The ongoing diesel crisis in the peak boro season could cause a production shortfall of over 1.8 million tonnes, report agencies.
The crisis may affect the gross domestic product (GDP) as Bangladesh Bank forecasts a GDP growth in the range of 6.3-6.8 per cent for the current fiscal year expecting major contributions from the agriculture sector.
It sets agriculture sector growth at 3.8-4.3 per cent in 2005-06, with a significant contribution coming from crop sub-sector.
In a growth outlook earlier, the Asian Development Bank (ADB) also projected that Bangladesh would be able to achieve the fiscal year's growth target on agriculture output along with other indicators.
Farmers have been forced to buy the motor fuel at higher prices ranging between Tk 4 and Tk 8 per liter to avert the possible production losses. They would have to count an extra cost of Tk 183 per hectare in only seven days.
The apprehension about the crop loss has been made on the basis of a seven-day delay in transplantation of boro seedlings as per the views of the field supervisors of the Department of Agriculture Extension (DAE).
They said transplantation of the seedlings is being delayed by at least one week this season if the situation becomes normal in 72 hours as the Energy Adviser claimed Saturday. He held out the assurance after a meeting called for taking a crash action to cushion the crunch facing the Bangladesh Petroleum Corporation (BPC) in footing the bill on rising petroleum imports.
Scientifically, a single day's delay in transplantation of 28-day-old seedlings results in a production loss of 63 kg per hectare. The country imports food-grain at an average price of US$ 300 per tonne.
About 4.225 million hectares of land comes under the dry-season irrigated paddy cultivation for production of 15 million tonnes of boro, said a senior official in the Ministry of Agriculture Monday.
As per the estimate, the total average production of boro would decline by over 12 per cent due to the supply crisis of fuel oil.
According to MOA, 86 per cent of the total irrigation pumps used for boro production are diesel-operated, which was estimated to consume diesel worth Tk 23.49 billion at Tk 30 per litre during the farming season.
But the supply disruption would cost an additional amount of over Tk 780 million this season.

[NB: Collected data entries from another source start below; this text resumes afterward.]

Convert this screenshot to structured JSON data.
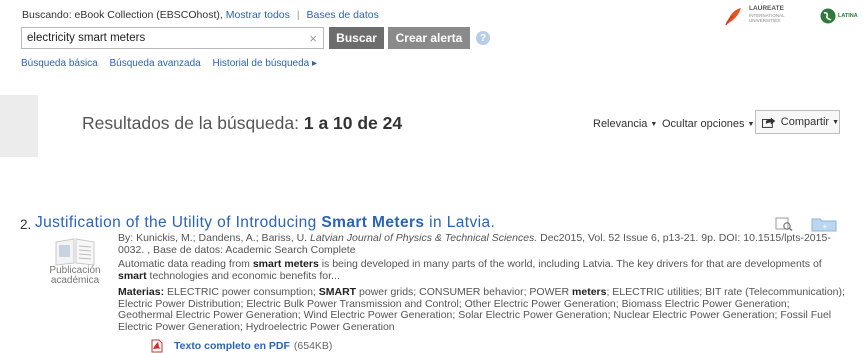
{
  "header": {
    "prefix": "Buscando:",
    "database": "eBook Collection (EBSCOhost),",
    "show_all": "Mostrar todos",
    "databases_link": "Bases de datos"
  },
  "search": {
    "value": "electricity smart meters",
    "clear_glyph": "×",
    "search_button": "Buscar",
    "alert_button": "Crear alerta",
    "help_glyph": "?"
  },
  "subnav": {
    "basic": "Búsqueda básica",
    "advanced": "Búsqueda avanzada",
    "history": "Historial de búsqueda ▸"
  },
  "logos": {
    "laureate_name": "LAUREATE",
    "laureate_sub1": "INTERNATIONAL",
    "laureate_sub2": "UNIVERSITIES",
    "latina_name": "LATINA"
  },
  "results": {
    "label": "Resultados de la búsqueda:",
    "range": "1 a 10 de 24",
    "relevance": "Relevancia",
    "hide_options": "Ocultar opciones",
    "share": "Compartir"
  },
  "result_item": {
    "number": "2.",
    "title_part1": "Justification of the Utility of Introducing ",
    "title_bold": "Smart Meters",
    "title_part2": " in Latvia.",
    "by": "By: Kunickis, M.; Dandens, A.; Bariss, U. ",
    "journal": "Latvian Journal of Physics & Technical Sciences.",
    "citation": " Dec2015, Vol. 52 Issue 6, p13-21. 9p. DOI: 10.1515/lpts-2015-0032. , Base de datos: Academic Search Complete",
    "abstract_1": "Automatic data reading from ",
    "abstract_b1": "smart meters",
    "abstract_2": " is being developed in many parts of the world, including Latvia. The key drivers for that are developments of ",
    "abstract_b2": "smart",
    "abstract_3": " technologies and economic benefits for...",
    "subjects_label": "Materias:",
    "subjects_1": " ELECTRIC power consumption; ",
    "subjects_b1": "SMART",
    "subjects_2": " power grids; CONSUMER behavior; POWER ",
    "subjects_b2": "meters",
    "subjects_3": "; ELECTRIC utilities; BIT rate (Telecommunication); Electric Power Distribution; Electric Bulk Power Transmission and Control; Other Electric Power Generation; Biomass Electric Power Generation; Geothermal Electric Power Generation; Wind Electric Power Generation; Solar Electric Power Generation; Nuclear Electric Power Generation; Fossil Fuel Electric Power Generation; Hydroelectric Power Generation",
    "pub_type_1": "Publicación",
    "pub_type_2": "académica",
    "pdf_link": "Texto completo en PDF",
    "pdf_size": "(654KB)"
  },
  "colors": {
    "link": "#2a63b8",
    "button_dark": "#6d6d6d",
    "button_light": "#8a8a8a",
    "laureate_orange": "#e8561f",
    "latina_green": "#2f7a3b"
  },
  "icons": [
    "clear-icon",
    "help-icon",
    "share-icon",
    "preview-icon",
    "folder-icon",
    "document-thumbnail-icon",
    "pdf-icon"
  ]
}
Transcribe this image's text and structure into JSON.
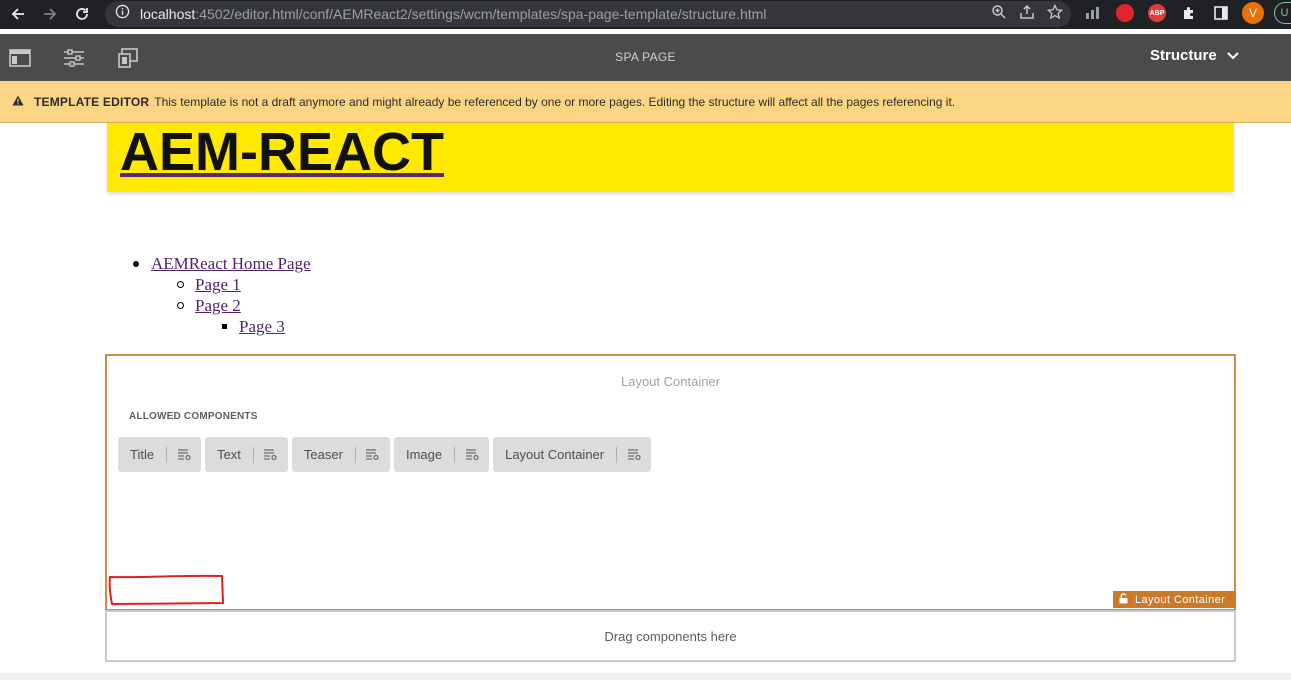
{
  "browser": {
    "url_host": "localhost",
    "url_path": ":4502/editor.html/conf/AEMReact2/settings/wcm/templates/spa-page-template/structure.html",
    "profile_initial": "V",
    "profile_chip_text": "U",
    "abp_label": "ABP"
  },
  "editor": {
    "page_name": "SPA PAGE",
    "mode": "Structure"
  },
  "alert": {
    "title": "TEMPLATE EDITOR",
    "message": "This template is not a draft anymore and might already be referenced by one or more pages. Editing the structure will affect all the pages referencing it."
  },
  "page": {
    "hero_title": "AEM-REACT",
    "nav": [
      {
        "label": "AEMReact Home Page",
        "level": 1
      },
      {
        "label": "Page 1",
        "level": 2
      },
      {
        "label": "Page 2",
        "level": 2
      },
      {
        "label": "Page 3",
        "level": 3
      }
    ]
  },
  "layout_container": {
    "placeholder": "Layout Container",
    "allowed_label": "ALLOWED COMPONENTS",
    "components": [
      "Title",
      "Text",
      "Teaser",
      "Image",
      "Layout Container"
    ],
    "badge_label": "Layout Container"
  },
  "drop_zone": {
    "text": "Drag components here"
  },
  "colors": {
    "alert_bg": "#fad583",
    "hero_bg": "#ffe900",
    "container_border": "#cb8d3f",
    "badge_bg": "#cb7a2a",
    "link": "#50246b"
  }
}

"It would badly affect the projection of a good boro harvest this season and thus the GDP target for the current fiscal year," said an official in the MOA.
However, the sufferings of Boro farmers of Chapainawabganj district know no bounds due to acute crisis of diesel.
Sources said the prices of diesel, petrol and kerosene increased significantly due to short supply.
Local farmers, who have also been waiting for diesel in long queue, said that they could not irrigate their fields due to the fuel.
They alleged a section of unscrupulous traders have been smuggling out diesel to India through different points of border areas including Ujirpur, Tarapur, Thutapara, Bagaluri, Jaminpur, Shibnagar and Manohorpur.
Azizul Islam of Enamul Haque Filling Station at Sadar upazila said that the diesel crisis was created due to inadequate fuel supply from the Baghabari depot.